C’est
notre histoire à tous : celle de notre rapport passionnel au travail.
L’histoire de ces pulsions qui nous capturent et nous fixent dans le travail,
dans le salariat, dans l’entreprise, et dans le néolibéralisme - alors que,
peut-être : la vraie vie est ailleurs ?
Pendant
ce temps le capitalisme carbure… Il carbure à la crainte (de manquer), au désir
(de consommer), et à ces nouvelles passions : « se réaliser »,
« s’investir », et finalement épouser le désir maître - celui du
patronat. Ainsi le capitalisme a colonisé nos âmes, capturant la quasi-totalité
de nos désirs.
Mais
il reste encore, en chacun, un désir propre, faisant écart aux commandements du
désir maître ; cet écart, cette résistance possible, nous
l’appellerons : l’angle Alpha. Et nous y danserons.
NOTE D’INTENTION
Il s’agit de l’adaptation pour le théâtre
d’un essai de Frédéric Lordon, Capitalisme, désir et servitude. Marx et
Spinoza, paru à La Fabrique en 2010.
« Adaptation », cela veut dire que
j’ai bien sûr entièrement réécrit
l’essai de Frédéric Lordon pour en faire un matériau théâtral ; un
matériau à la fois plus compact (le spectacle dure juste une heure),
et plus aéré, puisque les énoncés philosophiques alternent avec des moments
dialogués, des situations incarnées où les acteurs interrogent les situations
de travail que le texte théorise : situations dramatiques ou comiques,
souvent burlesques – la tragi-comédie de notre rapport aliéné au travail
autorise tous les registres, du plus grave au plus léger… Et la philosophie
n’interdit pas les blagues ; souvent, même, elle les cultive.
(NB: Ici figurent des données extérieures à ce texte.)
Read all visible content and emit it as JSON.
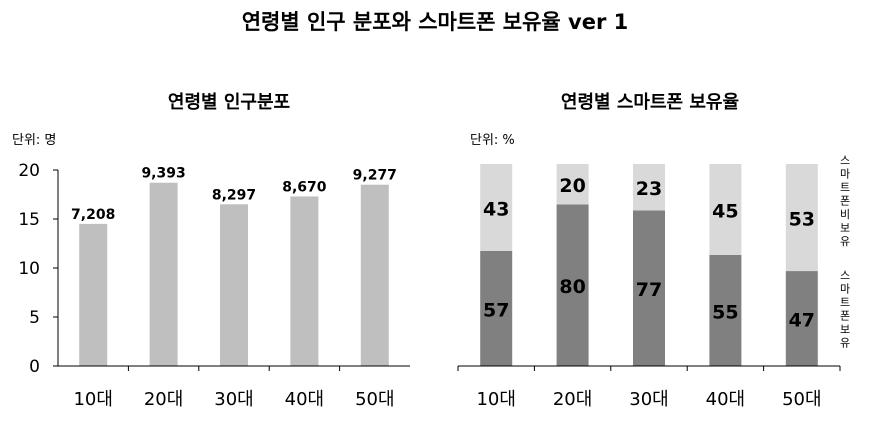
{
  "title": "연령별 인구 분포와 스마트폰 보유율 ver 1",
  "chart_data": [
    {
      "type": "bar",
      "title": "연령별 인구분포",
      "unit_label": "단위: 명",
      "categories": [
        "10대",
        "20대",
        "30대",
        "40대",
        "50대"
      ],
      "values": [
        14.5,
        18.7,
        16.5,
        17.3,
        18.5
      ],
      "data_labels": [
        "7,208",
        "9,393",
        "8,297",
        "8,670",
        "9,277"
      ],
      "ylim": [
        0,
        20
      ],
      "yticks": [
        "0",
        "5",
        "10",
        "15",
        "20"
      ],
      "bar_color": "#bfbfbf",
      "grid": false
    },
    {
      "type": "bar",
      "stacked": true,
      "title": "연령별 스마트폰 보유율",
      "unit_label": "단위: %",
      "categories": [
        "10대",
        "20대",
        "30대",
        "40대",
        "50대"
      ],
      "ylim": [
        0,
        100
      ],
      "series": [
        {
          "name": "스마트폰보유",
          "values": [
            57,
            80,
            77,
            55,
            47
          ],
          "color": "#808080"
        },
        {
          "name": "스마트폰비보유",
          "values": [
            43,
            20,
            23,
            45,
            53
          ],
          "color": "#d9d9d9"
        }
      ],
      "legend_position": "right"
    }
  ]
}
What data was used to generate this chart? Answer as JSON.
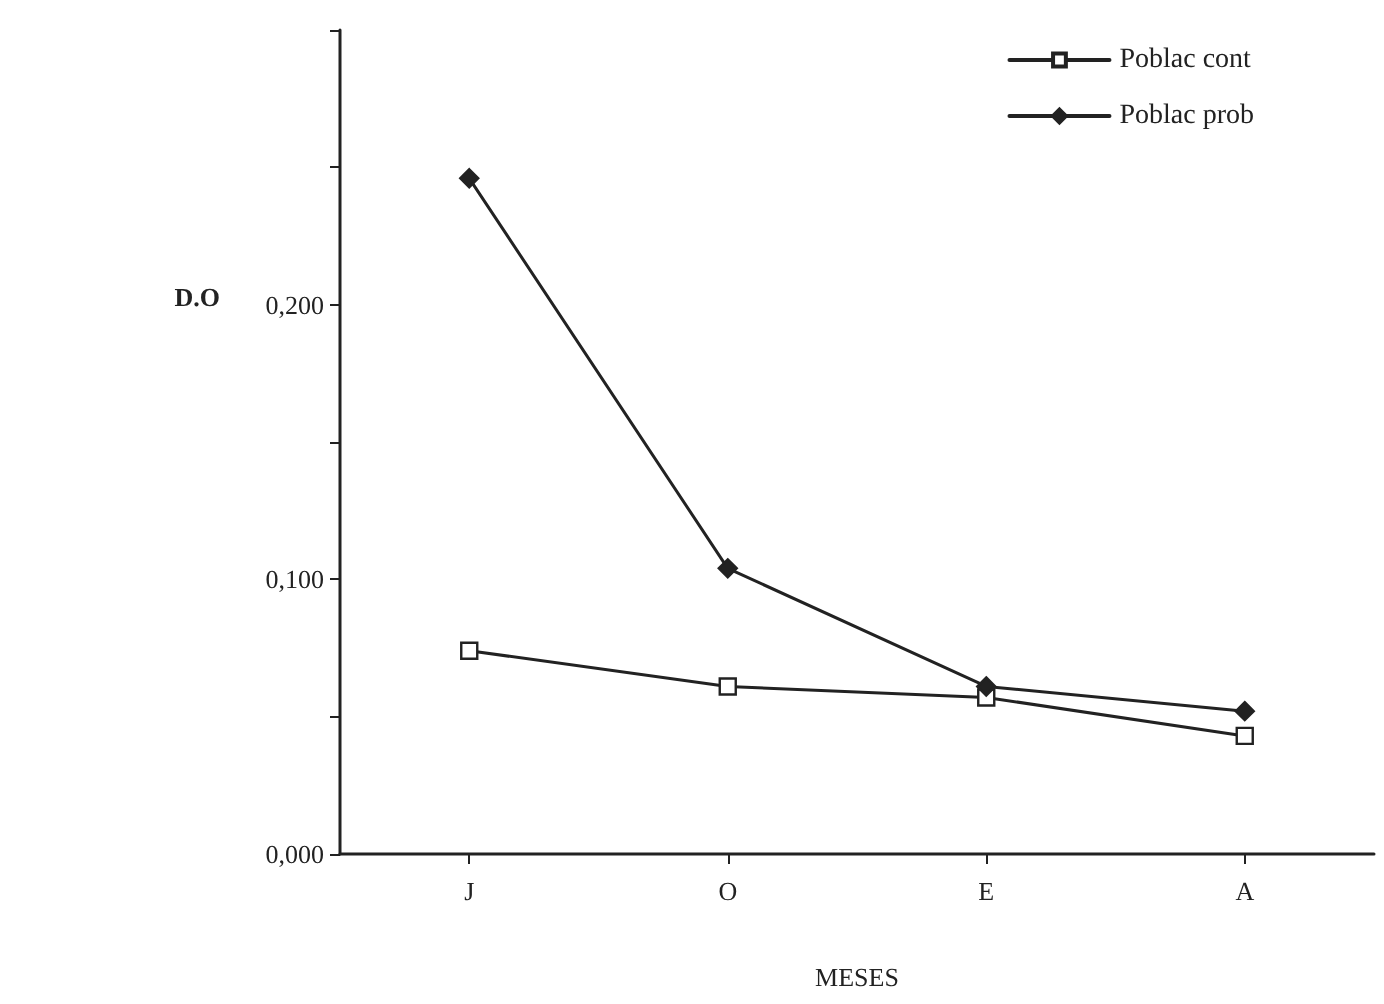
{
  "chart_data": {
    "type": "line",
    "xlabel": "MESES",
    "ylabel": "D.O",
    "categories": [
      "J",
      "O",
      "E",
      "A"
    ],
    "series": [
      {
        "name": "Poblac cont",
        "color": "#222222",
        "marker": "square",
        "values": [
          0.074,
          0.061,
          0.057,
          0.043
        ]
      },
      {
        "name": "Poblac prob",
        "color": "#222222",
        "marker": "diamond",
        "values": [
          0.246,
          0.104,
          0.061,
          0.052
        ]
      }
    ],
    "ylim": [
      0,
      0.3
    ],
    "yticks": [
      {
        "value": 0,
        "label": "0,000"
      },
      {
        "value": 0.05,
        "label": null
      },
      {
        "value": 0.1,
        "label": "0,100"
      },
      {
        "value": 0.15,
        "label": null
      },
      {
        "value": 0.2,
        "label": "0,200"
      },
      {
        "value": 0.25,
        "label": null
      },
      {
        "value": 0.3,
        "label": null
      }
    ],
    "grid": false,
    "legend": "top right",
    "line_style": "solid"
  }
}
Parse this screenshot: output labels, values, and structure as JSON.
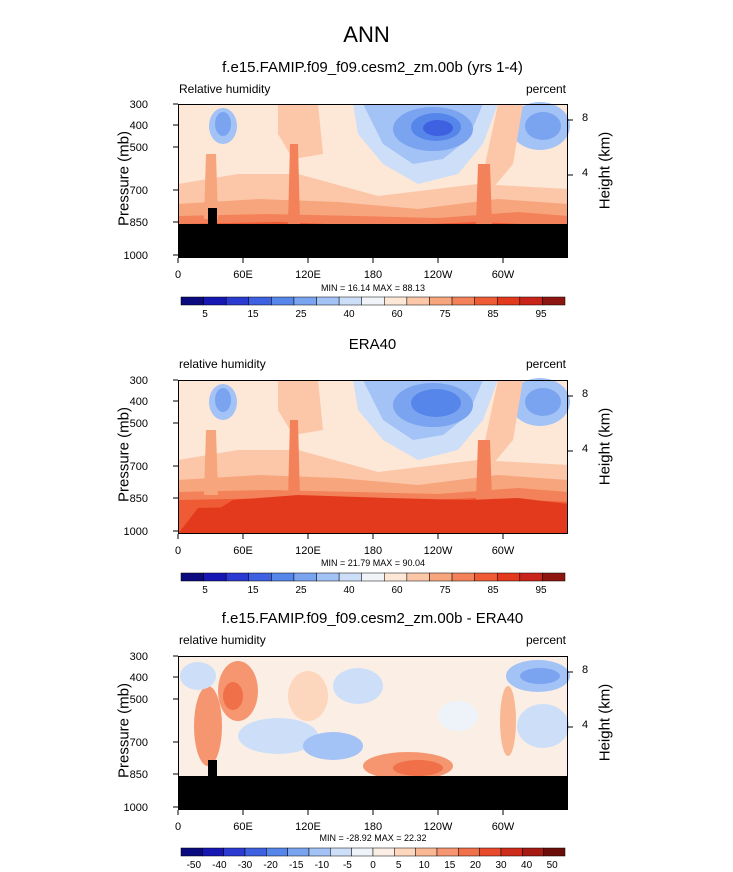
{
  "main_title": "ANN",
  "colors": {
    "rh": [
      "#0b0b7f",
      "#1717b3",
      "#2b3bd1",
      "#3d61e0",
      "#5686ea",
      "#7aa4f0",
      "#a3c2f6",
      "#cddff8",
      "#f0f4f8",
      "#fde7d6",
      "#fbc7a8",
      "#f7a57c",
      "#f3825a",
      "#ee5b35",
      "#e33a1e",
      "#c8241a",
      "#8d1710"
    ],
    "diff": [
      "#0b0b7f",
      "#1717b3",
      "#2b3bd1",
      "#3d61e0",
      "#5686ea",
      "#7aa4f0",
      "#a3c2f6",
      "#cddff8",
      "#eef3fa",
      "#fbeee4",
      "#fcd6bd",
      "#f9b893",
      "#f59670",
      "#ef7049",
      "#e74b2c",
      "#cf2d1c",
      "#a51b13",
      "#6b0e0a"
    ]
  },
  "chart_data": [
    {
      "type": "heatmap",
      "title": "f.e15.FAMIP.f09_f09.cesm2_zm.00b (yrs 1-4)",
      "left_label": "Relative humidity",
      "right_label": "percent",
      "ylabel": "Pressure (mb)",
      "ylabel_right": "Height (km)",
      "y_ticks": [
        "300",
        "400",
        "500",
        "700",
        "850",
        "1000"
      ],
      "y_right_ticks": [
        "8",
        "4"
      ],
      "x_ticks": [
        "0",
        "60E",
        "120E",
        "180",
        "120W",
        "60W"
      ],
      "stats": "MIN = 16.14  MAX = 88.13",
      "colorbar_labels": [
        "5",
        "15",
        "25",
        "40",
        "60",
        "75",
        "85",
        "95"
      ],
      "min": 16.14,
      "max": 88.13
    },
    {
      "type": "heatmap",
      "title": "ERA40",
      "left_label": "relative humidity",
      "right_label": "percent",
      "ylabel": "Pressure (mb)",
      "ylabel_right": "Height (km)",
      "y_ticks": [
        "300",
        "400",
        "500",
        "700",
        "850",
        "1000"
      ],
      "y_right_ticks": [
        "8",
        "4"
      ],
      "x_ticks": [
        "0",
        "60E",
        "120E",
        "180",
        "120W",
        "60W"
      ],
      "stats": "MIN = 21.79  MAX = 90.04",
      "colorbar_labels": [
        "5",
        "15",
        "25",
        "40",
        "60",
        "75",
        "85",
        "95"
      ],
      "min": 21.79,
      "max": 90.04
    },
    {
      "type": "heatmap",
      "title": "f.e15.FAMIP.f09_f09.cesm2_zm.00b - ERA40",
      "left_label": "relative humidity",
      "right_label": "percent",
      "ylabel": "Pressure (mb)",
      "ylabel_right": "Height (km)",
      "y_ticks": [
        "300",
        "400",
        "500",
        "700",
        "850",
        "1000"
      ],
      "y_right_ticks": [
        "8",
        "4"
      ],
      "x_ticks": [
        "0",
        "60E",
        "120E",
        "180",
        "120W",
        "60W"
      ],
      "stats": "MIN = -28.92  MAX = 22.32",
      "colorbar_labels": [
        "-50",
        "-40",
        "-30",
        "-20",
        "-15",
        "-10",
        "-5",
        "0",
        "5",
        "10",
        "15",
        "20",
        "30",
        "40",
        "50"
      ],
      "min": -28.92,
      "max": 22.32
    }
  ]
}
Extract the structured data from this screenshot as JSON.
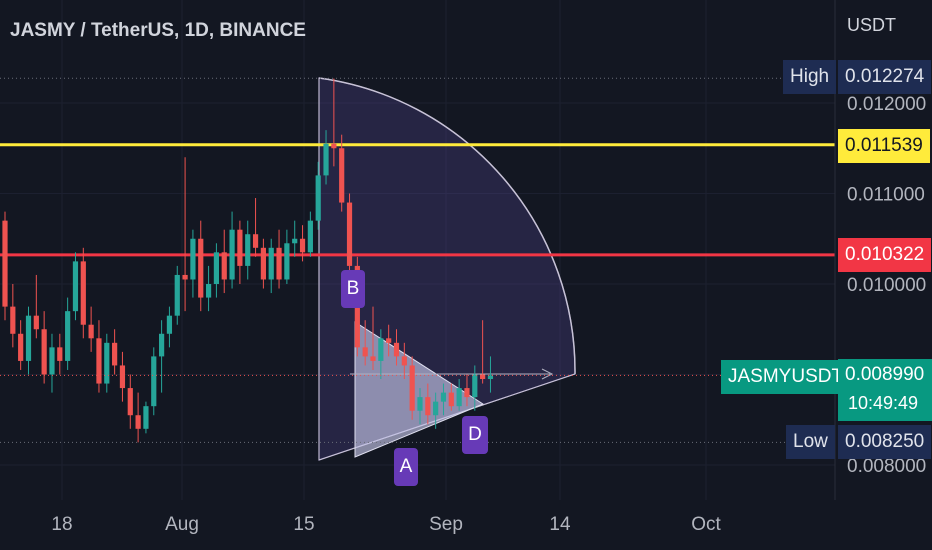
{
  "header": {
    "title": "JASMY / TetherUS, 1D, BINANCE"
  },
  "price_axis": {
    "unit": "USDT",
    "ticks": [
      "0.012000",
      "0.011000",
      "0.010000",
      "0.008000"
    ]
  },
  "time_axis": {
    "ticks": [
      "18",
      "Aug",
      "15",
      "Sep",
      "14",
      "Oct"
    ]
  },
  "badges": {
    "high_label": "High",
    "high_value": "0.012274",
    "yellow_value": "0.011539",
    "red_value": "0.010322",
    "symbol_label": "JASMYUSDT",
    "last_value": "0.008990",
    "countdown": "10:49:49",
    "low_label": "Low",
    "low_value": "0.008250"
  },
  "pattern_labels": {
    "a": "A",
    "b": "B",
    "d": "D"
  },
  "colors": {
    "background": "#131722",
    "up": "#26a69a",
    "down": "#ef5350",
    "yellow_line": "#ffeb3b",
    "red_line": "#f23645",
    "high_low_badge": "#1e2c52",
    "last_badge": "#089981",
    "pattern_label": "#673ab7"
  },
  "chart_data": {
    "type": "candlestick",
    "title": "JASMY / TetherUS, 1D, BINANCE",
    "y_axis_unit": "USDT",
    "ylim": [
      0.0075,
      0.0131
    ],
    "x_ticks": [
      "18",
      "Aug",
      "15",
      "Sep",
      "14",
      "Oct"
    ],
    "horizontal_lines": [
      {
        "value": 0.011539,
        "color": "yellow"
      },
      {
        "value": 0.010322,
        "color": "red"
      }
    ],
    "high": 0.012274,
    "low": 0.00825,
    "last": 0.00899,
    "candles": [
      [
        0.0107,
        0.0108,
        0.0096,
        0.00975
      ],
      [
        0.00975,
        0.01,
        0.0093,
        0.00945
      ],
      [
        0.00945,
        0.0096,
        0.00905,
        0.00915
      ],
      [
        0.00915,
        0.00975,
        0.009,
        0.00965
      ],
      [
        0.00965,
        0.0101,
        0.0094,
        0.0095
      ],
      [
        0.0095,
        0.0097,
        0.0089,
        0.009
      ],
      [
        0.009,
        0.00945,
        0.0088,
        0.0093
      ],
      [
        0.0093,
        0.00945,
        0.009,
        0.00915
      ],
      [
        0.00915,
        0.00985,
        0.00905,
        0.0097
      ],
      [
        0.0097,
        0.01035,
        0.0096,
        0.01025
      ],
      [
        0.01025,
        0.0104,
        0.0094,
        0.00955
      ],
      [
        0.00955,
        0.00975,
        0.00925,
        0.0094
      ],
      [
        0.0094,
        0.0096,
        0.0088,
        0.0089
      ],
      [
        0.0089,
        0.00945,
        0.0088,
        0.00935
      ],
      [
        0.00935,
        0.0095,
        0.009,
        0.0091
      ],
      [
        0.0091,
        0.00925,
        0.0087,
        0.00885
      ],
      [
        0.00885,
        0.009,
        0.0084,
        0.00855
      ],
      [
        0.00855,
        0.0088,
        0.00825,
        0.0084
      ],
      [
        0.0084,
        0.0087,
        0.00835,
        0.00865
      ],
      [
        0.00865,
        0.0093,
        0.00855,
        0.0092
      ],
      [
        0.0092,
        0.0096,
        0.0088,
        0.00945
      ],
      [
        0.00945,
        0.00975,
        0.0093,
        0.00965
      ],
      [
        0.00965,
        0.0102,
        0.00955,
        0.0101
      ],
      [
        0.0101,
        0.0114,
        0.0097,
        0.01005
      ],
      [
        0.01005,
        0.0106,
        0.00985,
        0.0105
      ],
      [
        0.0105,
        0.0107,
        0.0097,
        0.00985
      ],
      [
        0.00985,
        0.0102,
        0.0097,
        0.01
      ],
      [
        0.01,
        0.01045,
        0.00985,
        0.01035
      ],
      [
        0.01035,
        0.0106,
        0.0099,
        0.01005
      ],
      [
        0.01005,
        0.0108,
        0.00995,
        0.0106
      ],
      [
        0.0106,
        0.0107,
        0.01,
        0.0102
      ],
      [
        0.0102,
        0.0107,
        0.01005,
        0.01055
      ],
      [
        0.01055,
        0.01095,
        0.0103,
        0.0104
      ],
      [
        0.0104,
        0.0105,
        0.00995,
        0.01005
      ],
      [
        0.01005,
        0.0105,
        0.0099,
        0.0104
      ],
      [
        0.0104,
        0.0106,
        0.00995,
        0.01005
      ],
      [
        0.01005,
        0.0106,
        0.01,
        0.01045
      ],
      [
        0.01045,
        0.0107,
        0.0103,
        0.0105
      ],
      [
        0.0105,
        0.01065,
        0.01025,
        0.01035
      ],
      [
        0.01035,
        0.0108,
        0.0103,
        0.0107
      ],
      [
        0.0107,
        0.01135,
        0.0106,
        0.0112
      ],
      [
        0.0112,
        0.0117,
        0.0111,
        0.01155
      ],
      [
        0.01155,
        0.01227,
        0.0113,
        0.0115
      ],
      [
        0.0115,
        0.01165,
        0.0108,
        0.0109
      ],
      [
        0.0109,
        0.011,
        0.0101,
        0.0102
      ],
      [
        0.0102,
        0.0103,
        0.0092,
        0.0093
      ],
      [
        0.0093,
        0.0096,
        0.0091,
        0.0092
      ],
      [
        0.0092,
        0.00975,
        0.00905,
        0.00915
      ],
      [
        0.00915,
        0.0095,
        0.00895,
        0.0094
      ],
      [
        0.0094,
        0.00955,
        0.0092,
        0.00935
      ],
      [
        0.00935,
        0.0095,
        0.0091,
        0.0092
      ],
      [
        0.0092,
        0.00935,
        0.00895,
        0.0091
      ],
      [
        0.0091,
        0.0092,
        0.0085,
        0.0086
      ],
      [
        0.0086,
        0.00885,
        0.00845,
        0.00875
      ],
      [
        0.00875,
        0.0089,
        0.00845,
        0.00855
      ],
      [
        0.00855,
        0.0088,
        0.0084,
        0.0087
      ],
      [
        0.0087,
        0.0089,
        0.00855,
        0.0088
      ],
      [
        0.0088,
        0.0089,
        0.0086,
        0.00865
      ],
      [
        0.00865,
        0.00895,
        0.0086,
        0.00885
      ],
      [
        0.00885,
        0.009,
        0.00865,
        0.00875
      ],
      [
        0.00875,
        0.0091,
        0.0086,
        0.009
      ],
      [
        0.009,
        0.0096,
        0.0089,
        0.00895
      ],
      [
        0.00895,
        0.0092,
        0.0088,
        0.00899
      ]
    ]
  }
}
Cette forme ludique, organisée autour de
notre fameuse échelle rouge qui sert de métaphore à tout jouer, permet de
traduire efficacement l’essentiel des concepts philosophiques propres à saisir notre
rapport au travail : le «conatus» (concept emprunté à Spinoza pour évoquer ce
qui nous mobilise), et «l’angle Alpha» – concept élaboré par Frédéric
Lordon pour théoriser l’écart possible, la résistance que chacun peut opposer à
l’enrôlement par le désir maître néo-libéral. Porter ce texte à la scène est
pour moi une manière d’offrir en partage ces concepts, afin que chacun, pris
dans l’expérience passionnelle de ce qui le mobilise au travail, puisse
s’emparer de sa puissance émancipatrice.